Au théâtre, on appelle cela un rappel. Le public applaudit après la sortie de l’artiste. Puis celui-ci revient. Salue à nouveau et s’en va. Hier, Philippe Richert n’est pas réapparu après avoir annoncé, sans l’expliquer vraiment, qu’il démissionnait de la présidence de la région Grand Est.
« Mes amis, ce soir je vous quitte », a-t-il murmuré après une déclaration d’une demi-heure prononcée dans le hall principal du conseil régional à Strasbourg devant une petite centaine d’élus de la majorité, venus lui manifester leur attachement.
Philippe Richert a mis fin hier à une carrière politique longue de 35 ans. « Jeune, je n’étais pas fait pour la politique… », assure-t-il, sans que l’on puisse le croire tout à fait.
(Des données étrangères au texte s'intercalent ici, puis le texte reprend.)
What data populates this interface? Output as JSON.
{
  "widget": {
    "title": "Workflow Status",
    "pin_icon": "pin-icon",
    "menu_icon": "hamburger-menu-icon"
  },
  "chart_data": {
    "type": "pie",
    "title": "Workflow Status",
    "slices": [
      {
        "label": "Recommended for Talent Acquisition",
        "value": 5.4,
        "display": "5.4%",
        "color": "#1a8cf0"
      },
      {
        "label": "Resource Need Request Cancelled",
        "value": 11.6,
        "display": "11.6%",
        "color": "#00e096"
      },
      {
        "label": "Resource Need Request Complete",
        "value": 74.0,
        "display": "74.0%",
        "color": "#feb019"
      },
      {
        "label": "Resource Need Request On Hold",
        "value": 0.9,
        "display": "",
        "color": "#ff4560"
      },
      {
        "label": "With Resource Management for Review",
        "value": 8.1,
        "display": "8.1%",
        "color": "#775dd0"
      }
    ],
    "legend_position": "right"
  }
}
Il ne s’agit pas pour lui de prendre du recul, « je me retire complètement du conseil régional et de toutes les fonctions électives », a-t-il insisté.
« Je n’aime pas les affrontements stériles »
Le passage de témoin pour préparer l’avenir est, selon lui, la motivation principale de sa décision qui intervient moins de deux ans après sa prise de fonction. « Des élections auront lieu en 2021, c’est à ceux qui seront dans la bataille de se faire connaître », a poursuivi l’ancien professeur de sciences naturelles.
Derrière cet argument se profilent d’autres raisons qu’il s’est contenté d’esquisser hier. La guerre que des élus alsaciens lui mène sans concession en fait assurément partie. Il s’est posé en défenseur de l’identité alsacienne que certains l’accusent de bafouer.
Comment peut-on lui faire ce procès, à lui qui « s’est battu pour la fusion des deux départements alsaciens » avant d’être désavoué par référendum ? Philippe Richert a laissé percer les blessures de ce combat. « J’ai été la cible d’attaques d’une rare vulgarité auxquelles je n’ai pas répondu », confie-t-il.
Il digresse et revient rapidement sur la violence potentielle du débat public : « Je n’aime pas les affrontements stériles, j’ai besoin d’être bienveillant. L’homme est blessé.
Dans l’assistance, l’émotion est palpable. Le premier président de la région Grand Est date son envie de raccrocher les gants au lancement de la réforme territoriale, acte de naissance de cette région dont il ne voulait pas. « J’en étais arrivé à cette étape où je m’interrogeais sur mon engagement dans la vie publique, j’en étais là ».
Mais son positionnement central, l’insistance de ses amis et la conviction que l’Etat ne ferait pas machine arrière l’ont poussé à repartir en campagne. « Je ne le regrette pas, car nous avons évité que la région ne tombe entre les mains du Front national » martèle-t-il sous les applaudissements.
Philippe Richert a dressé la liste de ses acquis au cours de ces deux années de mandat. Il évoque les chantiers en cours qui se feront sans lui. L’Etat aurait une part de responsabilité dans sa décision, pas seulement pour avoir privé les régions de 450 millions d’euros.
« Le plus grave est que le Premier ministre n’honore pas la signature de son prédécesseur », lance-t-il devant un public acquis à cette cause.
Après le temps du discours, celui des adieux à ses proches collaborateurs. Sa voix se brise. Il baisse les yeux et prend appui sur le silence avant de refaire face à l’assistance et de lancer : « Maintenant c’est à vous de faire, mais sans moi. » En coulisse sa succession est ouverte.
Plusieurs noms circulent, dont celui de Jean Rottner, maire de Mulhouse. Mais la présidence de la région est-elle forcément dévolue à un élu alsacien surexposé à la résistance qui s’exprime ? L’hypothèse d’un président lorrain n’est pas à écarter.
Jean-Luc Bohl, et Valérie Debord sont sur les rangs. Des élections rapides vont se tenir afin de ne pas prolonger exagérément cette période d’incertitude donc de fragilité.